なんでもリーリアの母親、カルーリアは長らく東の国で暮らしていた異国民なのだそう。家族の貿易の都合でこちらに成人してからやってきたものの、家が没落してしまい仕方なく娼館で働いていたようです。
「でも皆知らないんですけどぉ、娼館って何も体を売るだけじゃないんですよぉ。芸を売ったり、声を売ったり、チェスなんかのゲーム相手をしたりっていうそういうお遊戯もあるんです。」
どうやらリーリアの母親はその内の芸を売る売り子だったようで、東の国独自のダンスや音楽、楽器を嗜むことからずいぶん人気があったようです。

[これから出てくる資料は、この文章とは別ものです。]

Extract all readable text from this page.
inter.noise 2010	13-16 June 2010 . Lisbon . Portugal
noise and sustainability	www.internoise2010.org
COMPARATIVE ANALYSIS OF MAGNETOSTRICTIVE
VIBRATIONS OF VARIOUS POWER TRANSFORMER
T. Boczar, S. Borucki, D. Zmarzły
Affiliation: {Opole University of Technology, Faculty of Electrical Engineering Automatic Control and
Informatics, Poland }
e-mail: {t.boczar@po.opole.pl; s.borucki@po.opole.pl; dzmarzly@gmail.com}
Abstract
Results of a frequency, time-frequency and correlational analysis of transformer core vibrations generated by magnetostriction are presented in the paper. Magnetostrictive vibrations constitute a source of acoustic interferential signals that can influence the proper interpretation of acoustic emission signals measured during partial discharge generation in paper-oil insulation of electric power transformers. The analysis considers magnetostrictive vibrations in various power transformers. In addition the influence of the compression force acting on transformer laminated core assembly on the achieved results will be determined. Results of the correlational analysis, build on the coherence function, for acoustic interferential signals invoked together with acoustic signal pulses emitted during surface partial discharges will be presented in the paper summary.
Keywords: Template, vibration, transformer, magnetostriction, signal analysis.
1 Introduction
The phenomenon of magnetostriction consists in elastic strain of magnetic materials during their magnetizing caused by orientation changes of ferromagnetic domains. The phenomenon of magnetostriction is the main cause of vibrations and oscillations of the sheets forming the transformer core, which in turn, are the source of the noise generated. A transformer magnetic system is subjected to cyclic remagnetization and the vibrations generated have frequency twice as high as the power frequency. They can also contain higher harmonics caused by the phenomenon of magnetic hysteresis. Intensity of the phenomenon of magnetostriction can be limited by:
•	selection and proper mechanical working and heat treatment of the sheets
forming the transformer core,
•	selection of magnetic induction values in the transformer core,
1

「で、そんなお母さんにすごく入れ込んでいたお客さんがいたんですよぉ。ものすごくお金持ちで、大金はたいて店側に一度だけでいいから戯れをさせてくれーって。お母さんは店のためにって一度だけ……で、生ま」
「はいストープ、そこまででいいわよぉリーリアちゃん。皆気まずくなっちゃう」
ロミア以外のメンバーは皆咳払いやら目線をそらすやらしていたので、慌ててルージュが止めに入ります。彼女は自分のことなので小が、聞いているこちらはすこし反応に困ってしまうのも事実。

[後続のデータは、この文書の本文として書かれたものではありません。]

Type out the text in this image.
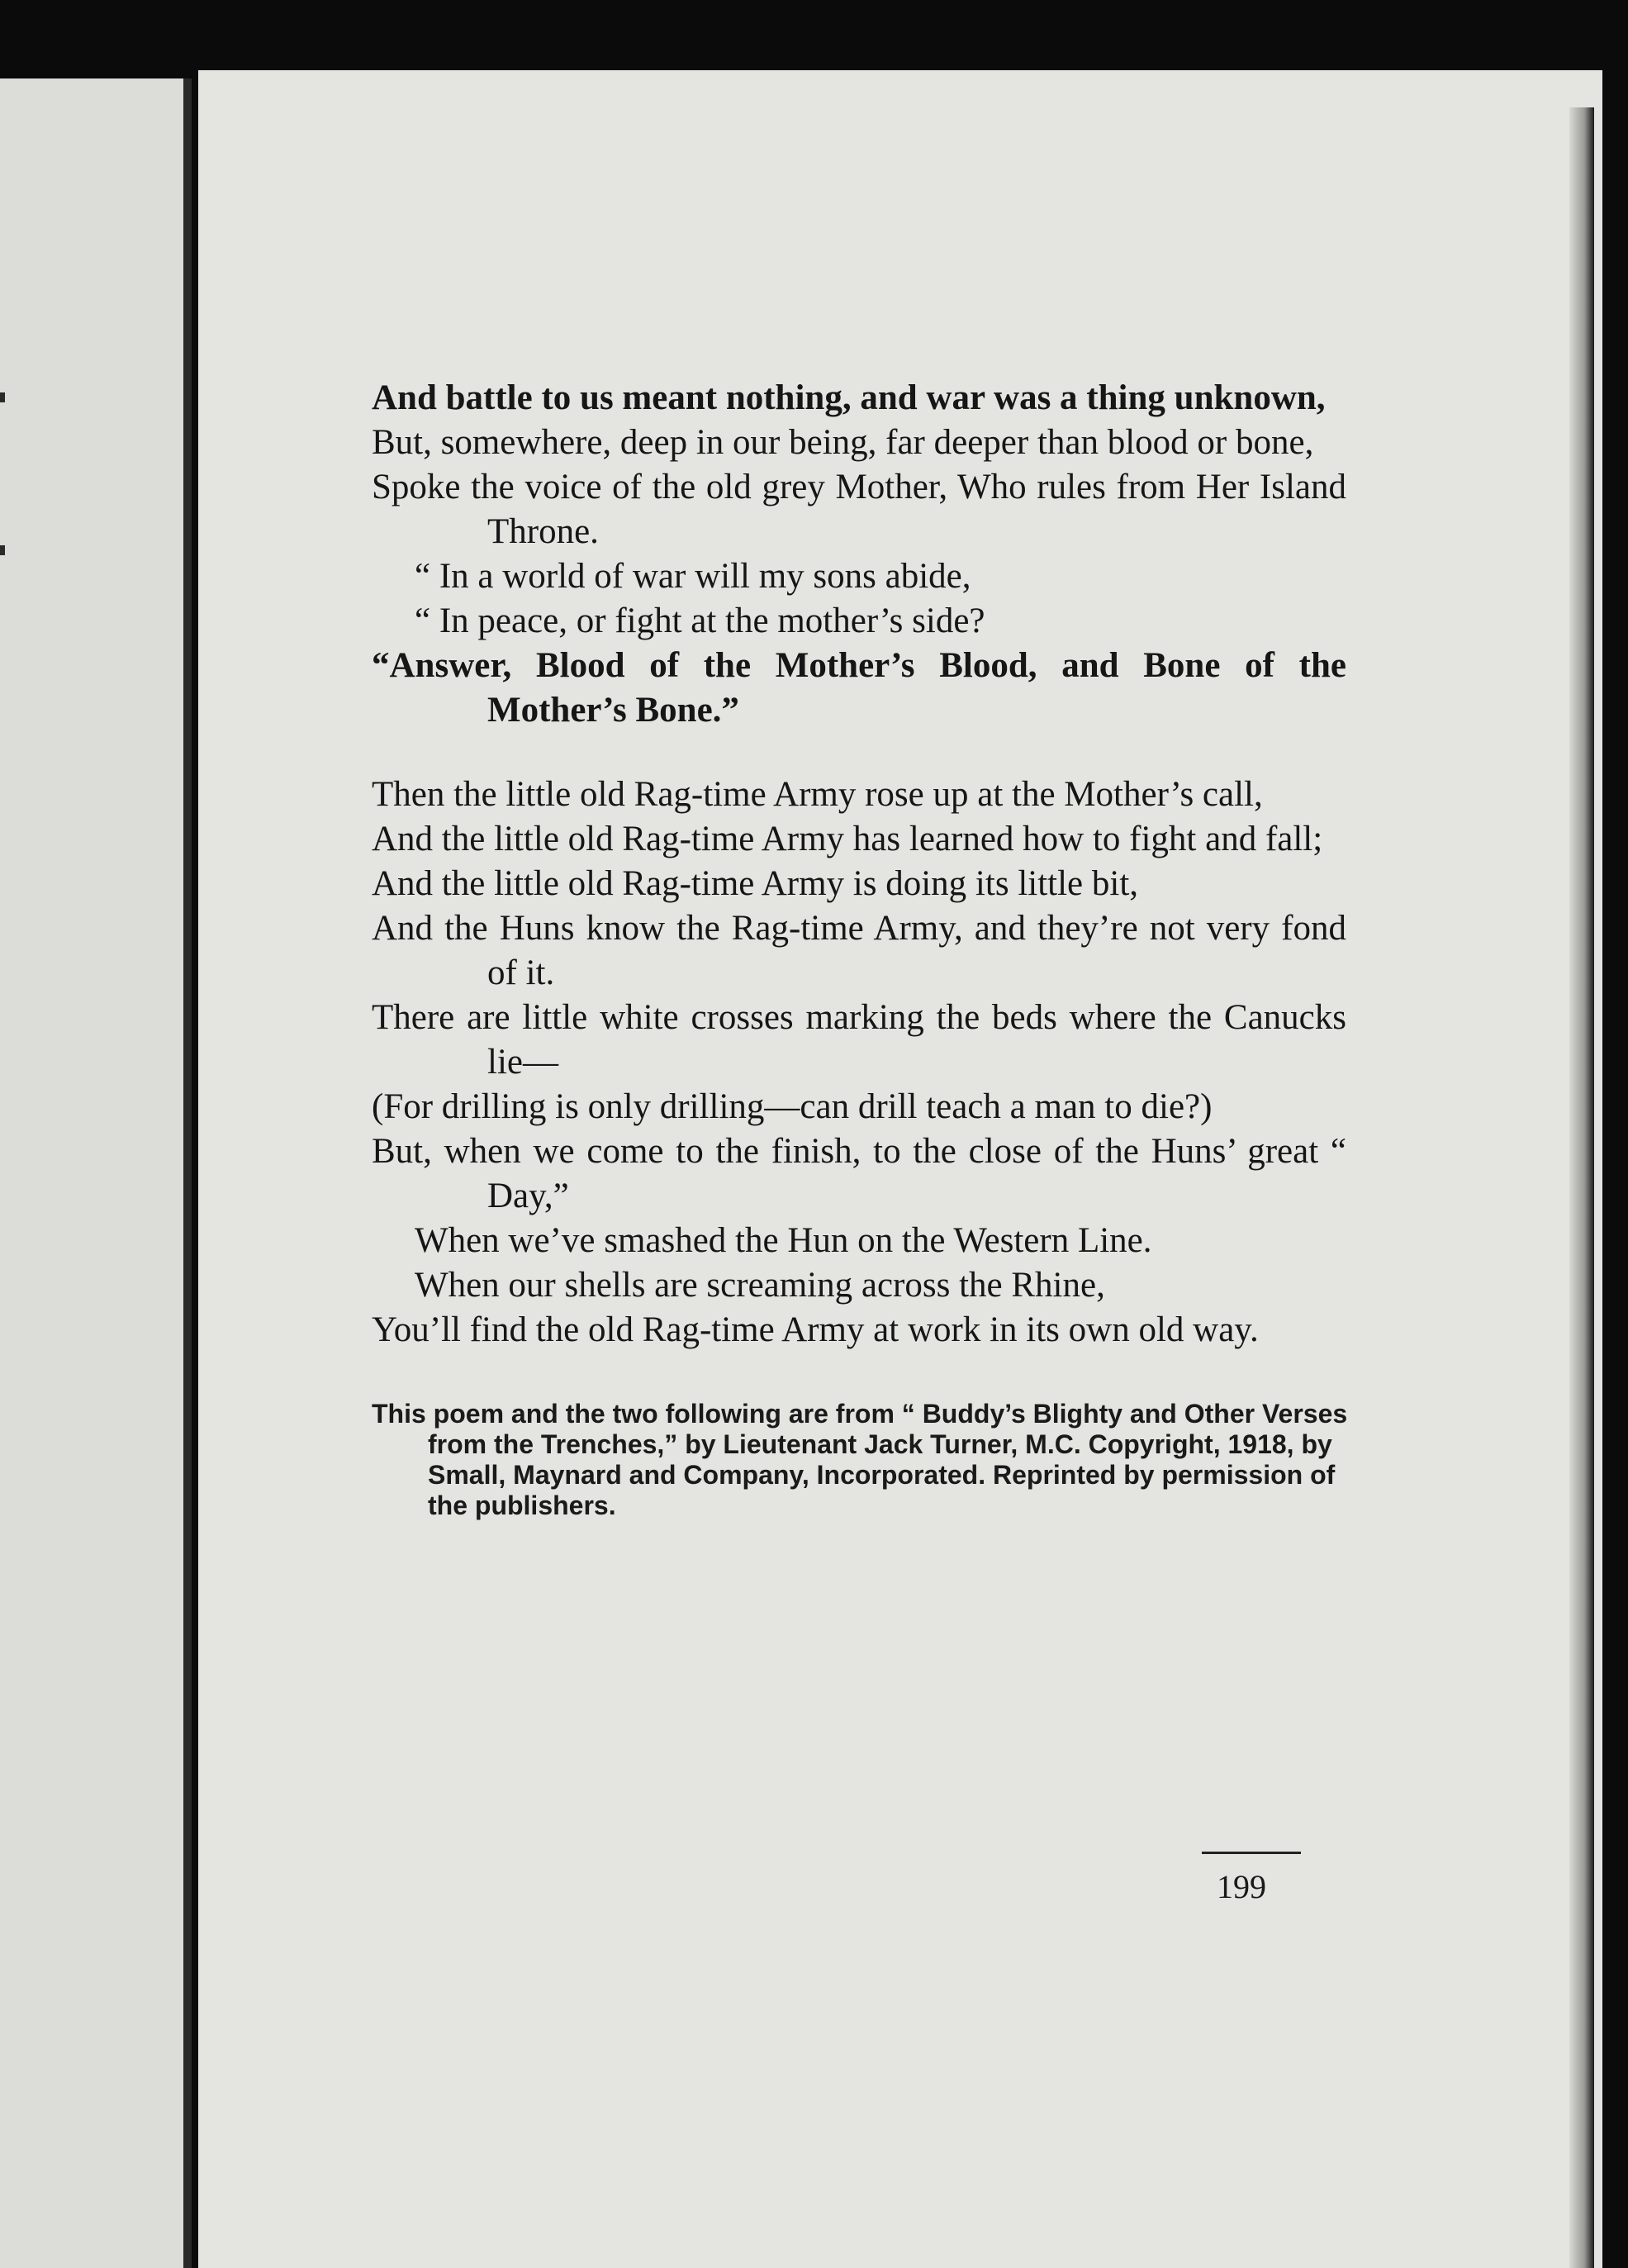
And battle to us meant nothing, and war was a thing unknown,
But, somewhere, deep in our being, far deeper than blood or bone,
Spoke the voice of the old grey Mother, Who rules from Her Island Throne.
“ In a world of war will my sons abide,
“ In peace, or fight at the mother’s side?
“Answer, Blood of the Mother’s Blood, and Bone of the Mother’s Bone.”
Then the little old Rag-time Army rose up at the Mother’s call,
And the little old Rag-time Army has learned how to fight and fall;
And the little old Rag-time Army is doing its little bit,
And the Huns know the Rag-time Army, and they’re not very fond of it.
There are little white crosses marking the beds where the Canucks lie—
(For drilling is only drilling—can drill teach a man to die?)
But, when we come to the finish, to the close of the Huns’ great “ Day,”
When we’ve smashed the Hun on the Western Line.
When our shells are screaming across the Rhine,
You’ll find the old Rag-time Army at work in its own old way.
This poem and the two following are from “ Buddy’s Blighty and Other Verses from the Trenches,” by Lieutenant Jack Turner, M.C. Copyright, 1918, by Small, Maynard and Company, Incorporated. Reprinted by permission of the publishers.
199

ロミアのみは、恐らく戯れの意味を正しく理解できていないようで疑問符を浮かべていたところ
「ロミアちゃんはピュアねぇ 」
とルージュにからかわれておりました。
「まぁとにかく、その男が私の父親なんですけどぉ、サルリバーザ伯爵家の当主さんみたいでぇ、その息子が学園にいるんですよぉ。一つ年上ですけど。私のこと知ってるならそいつじゃないかなぁって」
「ホッホッホ、ならば十中八九、そのものでしょうなぁ」
まだ仮定段階の話しを断言したゲルトルト。皆が首をかしげていると、その細い瞳が珍しく開いておりました。
「サルリバーザ家は大体強い魔力をもって生まれるため、皆髪の色がオレンジがかるのじゃよ。リーリア殿の髪の色がまさにそれじゃ」
「え、まじですかぁ?通りでお母さんににてないなぁって思ったらぁ」
彼女は自分の紙を指に巻き付けてくるくる遊んでいますが、心底驚いた様子です。しかしそれとこれとなんの関係が……

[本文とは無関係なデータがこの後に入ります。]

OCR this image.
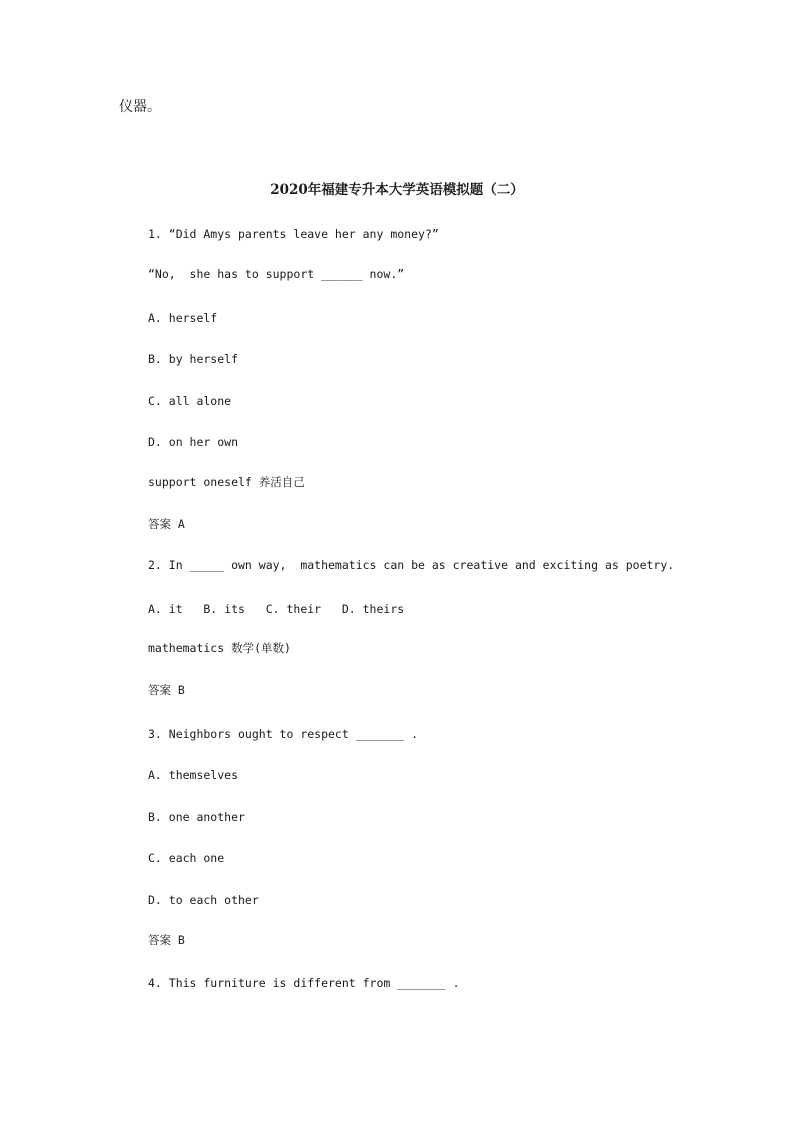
仪器。
2020年福建专升本大学英语模拟题（二）
1. “Did Amys parents leave her any money?”
“No,  she has to support ______ now.”
A. herself
B. by herself
C. all alone
D. on her own
support oneself 养活自己
答案 A
2. In _____ own way,  mathematics can be as creative and exciting as poetry.
A. it   B. its   C. their   D. theirs
mathematics 数学(单数)
答案 B
3. Neighbors ought to respect _______ .
A. themselves
B. one another
C. each one
D. to each other
答案 B
4. This furniture is different from _______ .
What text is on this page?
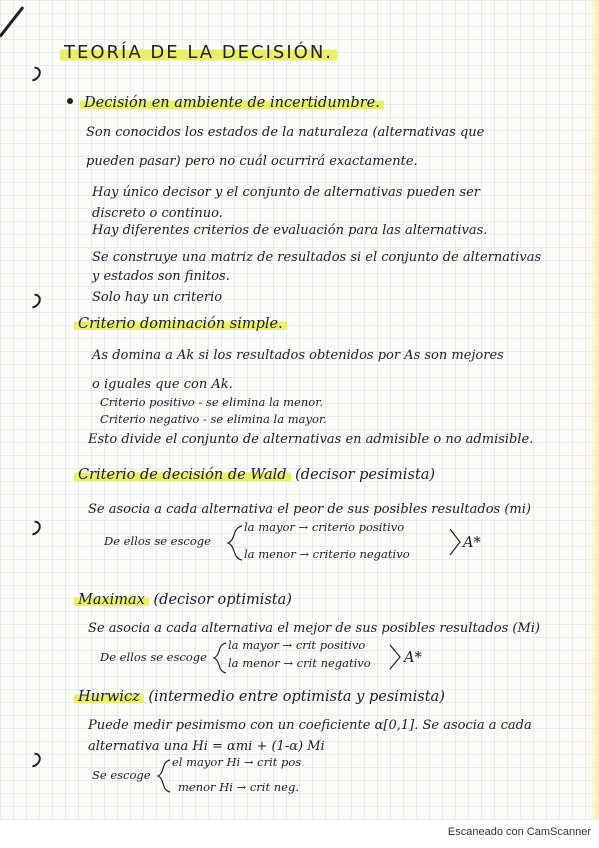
TEORÍA DE LA DECISIÓN.
Decisión en ambiente de incertidumbre.
Son conocidos los estados de la naturaleza (alternativas que
pueden pasar) pero no cuál ocurrirá exactamente.
Hay único decisor y el conjunto de alternativas pueden ser
discreto o continuo.
Hay diferentes criterios de evaluación para las alternativas.
Se construye una matriz de resultados si el conjunto de alternativas
y estados son finitos.
Solo hay un criterio
Criterio dominación simple.
As domina a Ak si los resultados obtenidos por As son mejores
o iguales que con Ak.
Criterio positivo - se elimina la menor.
Criterio negativo - se elimina la mayor.
Esto divide el conjunto de alternativas en admisible o no admisible.
Criterio de decisión de Wald (decisor pesimista)
Se asocia a cada alternativa el peor de sus posibles resultados (mi)
De ellos se escoge
la mayor → criterio positivo
la menor → criterio negativo
A*
Maximax (decisor optimista)
Se asocia a cada alternativa el mejor de sus posibles resultados (Mi)
De ellos se escoge
la mayor → crit positivo
la menor → crit negativo A*
Hurwicz (intermedio entre optimista y pesimista)
Puede medir pesimismo con un coeficiente α[0,1]. Se asocia a cada
alternativa una Hi = αmi + (1-α) Mi
Se escoge
el mayor Hi → crit pos
menor Hi → crit neg.
Escaneado con CamScanner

「しかしのぉ、サルリバーザ家の次期当主となる息子……グレイザードの髪は金髪のまま……魔力は受け継いでおらぬのじゃ。有名な話じゃがな。」
魔力が大きければ大きいほど繁栄すると言われている貴族において、魔力を受け継がないというのは致命的なのです。それを皆わかっていたため、その場の空気がまた凍りつきました。
どうやらこの騒動……リーリアの過去、娼館の話で終わらず、どうやらお家の跡取りにまで発展するまでとなりそうですね。